Photographer Lori Needleman is the Edge of Humanity Magazine contributor of this social documentary photography.  From her series ‘Fiesta Modernist“, Fiesta  de San Anton‘ and ‘Military:Brigada de Caballeria ‘Castillejos II‘.  To see Lori’s España click on any photograph.



Feria de Modernista
It was the year 1912, a time of celebration, creativity and innovation. Differences between classes, the bourgeoisie of Spain versus the middle and poor classes can be seen as locals walk around the city center. In collaboration with Fundación Bodas de Isabel, the Conservatorio y Escuela de Música as well as two folklore groups, Amigos de la Jota and Ciudad de Los Amantes, Teruel recreates and celebrates 100 years of Modernism in Teruel by creating a new fiesta set against the World Heritage UNESCO modernist buildings in the Plaza del Torico. From two modernist balconies, la Caja Rural de Teruel and la Casa de la Madrileña, you can hear grandiose operatic voices singing and instruments playing music from the century. On the second day, a local marketplace is set up selling products of the time as well as showing what the daily life was like for the people. The famous Modernist architect Paul Monguió, Marias Abad, Lady Aveling and Gonzalo Doña Ricarda Acuavera Liria and more all showed up for the event.

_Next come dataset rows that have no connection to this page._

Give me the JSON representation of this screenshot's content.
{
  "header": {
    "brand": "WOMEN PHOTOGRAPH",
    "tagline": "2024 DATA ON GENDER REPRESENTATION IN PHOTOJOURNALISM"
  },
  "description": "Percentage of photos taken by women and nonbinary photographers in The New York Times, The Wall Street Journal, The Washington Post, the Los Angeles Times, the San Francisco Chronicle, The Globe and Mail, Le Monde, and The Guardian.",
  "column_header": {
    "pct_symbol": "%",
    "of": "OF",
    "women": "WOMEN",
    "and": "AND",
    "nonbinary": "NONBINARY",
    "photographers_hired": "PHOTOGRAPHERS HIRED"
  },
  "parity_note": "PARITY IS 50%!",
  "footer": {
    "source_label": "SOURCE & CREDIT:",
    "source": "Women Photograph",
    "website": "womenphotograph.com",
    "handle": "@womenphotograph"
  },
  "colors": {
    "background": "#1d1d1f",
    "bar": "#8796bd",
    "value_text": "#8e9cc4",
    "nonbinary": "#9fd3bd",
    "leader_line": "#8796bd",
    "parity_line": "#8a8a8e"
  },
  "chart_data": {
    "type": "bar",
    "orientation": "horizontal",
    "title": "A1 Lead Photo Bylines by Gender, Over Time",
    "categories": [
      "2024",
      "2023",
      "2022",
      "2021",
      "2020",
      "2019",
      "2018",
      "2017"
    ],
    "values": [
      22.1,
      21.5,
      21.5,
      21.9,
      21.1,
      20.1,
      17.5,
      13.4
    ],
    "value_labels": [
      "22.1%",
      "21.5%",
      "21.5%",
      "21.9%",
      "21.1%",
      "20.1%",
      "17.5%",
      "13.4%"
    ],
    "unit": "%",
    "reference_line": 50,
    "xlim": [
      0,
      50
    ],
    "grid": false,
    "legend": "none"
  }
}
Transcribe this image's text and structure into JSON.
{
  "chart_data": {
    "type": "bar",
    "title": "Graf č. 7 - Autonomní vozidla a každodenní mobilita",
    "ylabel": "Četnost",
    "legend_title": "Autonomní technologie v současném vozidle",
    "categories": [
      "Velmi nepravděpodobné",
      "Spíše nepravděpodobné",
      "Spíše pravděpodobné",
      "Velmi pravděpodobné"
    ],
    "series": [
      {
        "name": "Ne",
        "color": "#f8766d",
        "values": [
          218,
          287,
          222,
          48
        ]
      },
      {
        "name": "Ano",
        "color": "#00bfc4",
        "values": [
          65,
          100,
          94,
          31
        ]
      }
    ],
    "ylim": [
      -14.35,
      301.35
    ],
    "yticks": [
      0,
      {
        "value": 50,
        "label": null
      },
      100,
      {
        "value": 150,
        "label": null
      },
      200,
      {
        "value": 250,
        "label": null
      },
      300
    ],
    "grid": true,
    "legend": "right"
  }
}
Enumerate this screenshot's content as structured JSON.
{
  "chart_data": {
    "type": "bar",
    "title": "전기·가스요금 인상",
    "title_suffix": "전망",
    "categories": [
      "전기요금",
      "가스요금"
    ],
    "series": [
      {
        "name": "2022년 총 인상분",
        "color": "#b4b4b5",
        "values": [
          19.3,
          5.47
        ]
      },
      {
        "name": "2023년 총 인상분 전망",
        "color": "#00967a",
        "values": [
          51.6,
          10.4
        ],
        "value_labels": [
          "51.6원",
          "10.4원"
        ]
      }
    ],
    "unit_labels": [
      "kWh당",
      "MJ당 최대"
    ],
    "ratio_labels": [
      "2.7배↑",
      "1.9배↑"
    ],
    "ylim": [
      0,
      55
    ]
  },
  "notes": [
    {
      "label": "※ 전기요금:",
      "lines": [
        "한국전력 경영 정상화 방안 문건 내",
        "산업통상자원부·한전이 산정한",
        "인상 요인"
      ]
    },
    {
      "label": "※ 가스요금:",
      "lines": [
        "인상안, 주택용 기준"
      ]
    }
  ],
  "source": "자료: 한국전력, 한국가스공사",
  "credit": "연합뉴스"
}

Military: Brigada de Caballería ´Castillejos II´
Regimiento de Caballería ‘España 11’ celebrated their 25th anniversary in 2011, but their history dates back to the 16th Century.  Today, over 3,000 men make up the brigade. Their coat of arms is a dragon devouring a human being. Some believe that the first cavalry originated from Milan. Throughout Spain, citizens are given the opportunity to pledge themselves to their country. This military act is usually presented once a year in various towns. Military commanders, generals, colonels, mayors along with other civil and military authorities, perform a ceremony so that citizens can take an oath and kiss the flag. The Zaragoza based brigade performs at various traditional ceremonies around Aragón. Colonel José Luis Sánchez Martínez-Falero usually leads the act of homage and the troops march in celebration of the Aragonese citizens.








Fiesta de San Antón
In January, Spaniards flock to church with their animals in tow to celebrate the patron saint of animals, San Antón. This festival, otherwise known as Fiesta de Antón, is celebrated over a couple of days and includes bonfires on Saturday night, mass on Sunday and a procession following. During the mass, the lucky few inside listen intently to the bishop or priest, while the majority waits outside with their animals: dogs, cats, horses, birds, and turtles for the bishop to come and bless their beloved pets and protect them from harm and disease.